Joost van Dreunen (NYU Stern): At least 38 million copies and just over $3 billion in sales within the first 12 months.
Morgan Stanley: Approximately 40 million copies sold in the first four months.
Piper Sandler: As many as 45 to 46 million copies on launch day, potentially generating over $3 billion in day-one revenue alone.
As per the reports by GamesRadar, Cole noted that the game's $79.99 price point "was not a surprise," though he did flag that "the biggest surprise was that the physical version does not have a disc." That decision drew criticism from some buyers, but analysts do not expect it to significantly dent sales.
Will GTA 6 Match GTA 5's Legendary Longevity?

Here is where it gets more nuanced. GTA 5 went on to sell approximately 230 million copies over 13 years, a figure almost no game in history has come close to matching.
Analysts are not so sure GTA 6 will replicate that trajectory, even if it dominates at launch.
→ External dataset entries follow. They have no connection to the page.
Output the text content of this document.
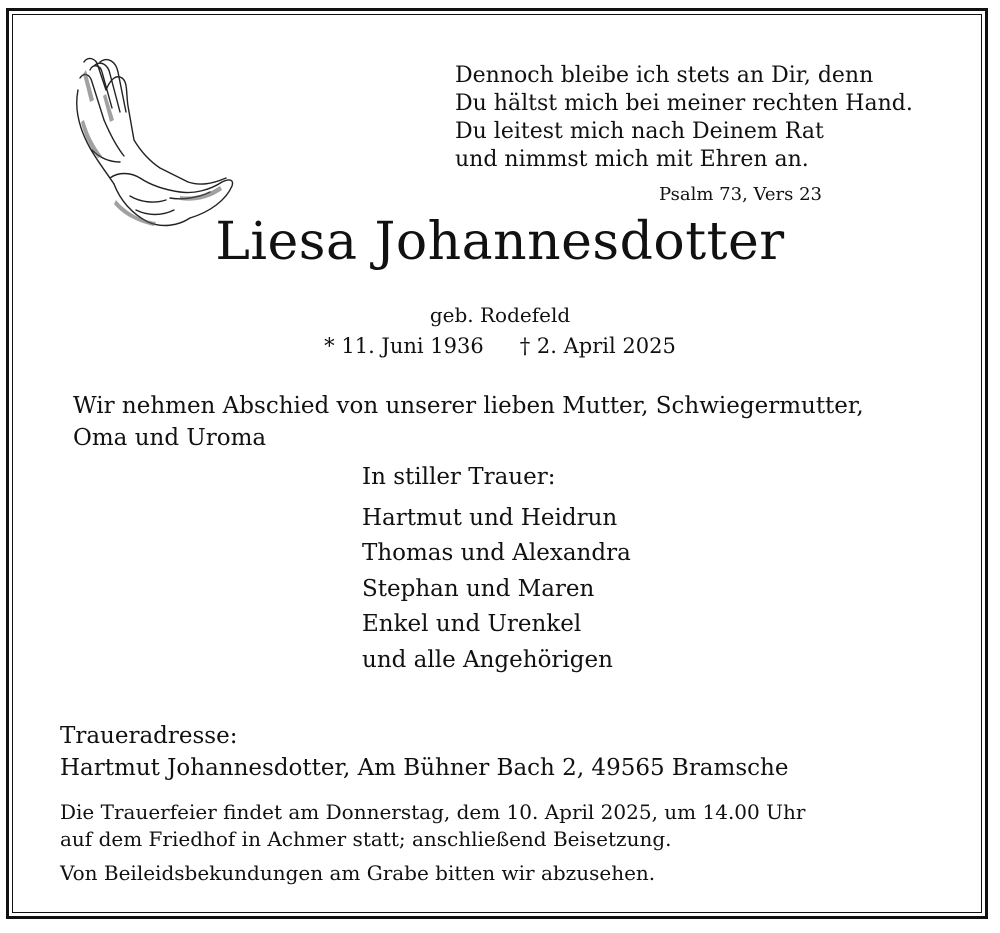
Dennoch bleibe ich stets an Dir, denn
Du hältst mich bei meiner rechten Hand.
Du leitest mich nach Deinem Rat
und nimmst mich mit Ehren an.
Psalm 73, Vers 23
Liesa Johannesdotter
geb. Rodefeld
* 11. Juni 1936 † 2. April 2025
Wir nehmen Abschied von unserer lieben Mutter, Schwiegermutter,
Oma und Uroma
In stiller Trauer:
Hartmut und Heidrun
Thomas und Alexandra
Stephan und Maren
Enkel und Urenkel
und alle Angehörigen
Traueradresse:
Hartmut Johannesdotter, Am Bühner Bach 2, 49565 Bramsche
Die Trauerfeier findet am Donnerstag, dem 10. April 2025, um 14.00 Uhr
auf dem Friedhof in Achmer statt; anschließend Beisetzung.
Von Beileidsbekundungen am Grabe bitten wir abzusehen.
According to Cole, "It could be hard for GTA 6 to surpass the incredible longevity and massive sales of 5." He explained that "the biggest issue GTA 6 has is the limited installed base of the platforms it is launching for," pointing out that GTA 5 built much of its long tail by launching across multiple platform generations including PC.
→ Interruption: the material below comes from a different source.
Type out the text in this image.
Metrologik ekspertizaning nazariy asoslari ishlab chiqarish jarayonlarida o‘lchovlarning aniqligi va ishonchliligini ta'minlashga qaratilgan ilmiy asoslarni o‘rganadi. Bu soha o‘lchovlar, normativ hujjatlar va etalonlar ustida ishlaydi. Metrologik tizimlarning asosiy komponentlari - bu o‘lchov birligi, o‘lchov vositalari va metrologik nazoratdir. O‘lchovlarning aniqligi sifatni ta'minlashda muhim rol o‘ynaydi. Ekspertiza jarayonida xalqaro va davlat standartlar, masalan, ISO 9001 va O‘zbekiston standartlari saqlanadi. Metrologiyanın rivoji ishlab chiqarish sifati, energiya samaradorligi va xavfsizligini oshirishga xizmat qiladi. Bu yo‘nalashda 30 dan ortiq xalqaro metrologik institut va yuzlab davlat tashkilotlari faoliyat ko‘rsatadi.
Van Dreunen echoed a similar view, stating that "GTA 6's long-term sales will underperform compared to its predecessor." His reasoning was tied to broader market conditions: "When GTA 5 launched in 2013, the industry was about to enter a historic growth spurt, and over the decade that followed, global consumer spending tripled from $76 billion to $236 billion. I don't expect to see that repeat in the years ahead."
That said, Van Dreunen does think GTA 6 will monetize its player base effectively. He expects Rockstar to "cater to a smaller player base that it will nonetheless monetize quite effectively," with per-player spending coming in higher than GTA 5 ever achieved.
The Bottom Line
GTA 6 is on track to be one of the biggest commercial launches in entertainment history. The hype is real, the demand is real, and the analyst forecasts are genuinely impressive. But the 39 million pre-order claim circulating online right now is not real. Take-Two has not released official numbers, and no credible source backs that figure.
The game launches November 19, 2026. Real data will come from Take-Two's earnings calls after launch. Until then, anything not tied to an official statement or a named industry analyst should be treated as noise.